- Born: Stefan Adriaan Pop 22 September 1985 Rotterdam, Netherlands

Comedy career
- Years active: 2005-present
- Medium: Stand-up, television, podcasting
- Genres: Cabaret, satire, sketch comedy
- Website: stefanpop.com

= Stefan Pop (comedian) =

Dutch comedian and actor

Stefan Adriaan Pop (born 22 September 1985) is a Dutch stand-up comedian and actor.

== Early life ==
During his university studies in 2005, he successfully auditioned for "Comedytrain", a prestigious comedy club and talent development center for Dutch stand-up comedians based in Amsterdam.

== Career ==
From 2006 to 2012, Pop was a writer for the satirical television show Dit was het nieuws.
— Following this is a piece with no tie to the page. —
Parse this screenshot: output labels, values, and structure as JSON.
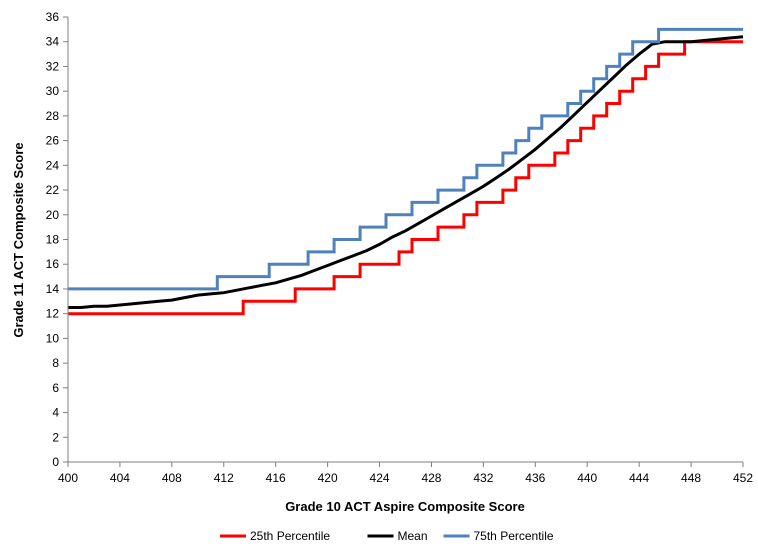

In 2009, he participated in the Edinburgh Fringe Festival as part of the "Amsterdam Underground Comedy Collective". He has performed several solo shows, including Popaganda (2010), Mijn blauwe periode (2012) and Het moest een keer gebeuren (2024). In 2017, Stefan Pop was a co-creator of Klikbeet, a satirical sketch program for television.

In March 2025, Pop created and starred in a sketch for Klikbeet, parodying the heated exchange between U.S. President Donald Trump, Vice President JD Vance, and Ukrainian President Volodymyr Zelenskyy during a White House meeting. The sketch portrays Ukraine as a wounded patient, with caregivers (representing the U.S.) suggesting he should be more grateful for the assistance provided. This video resonated globally, going viral on platforms like X and Reddit, with millions of views.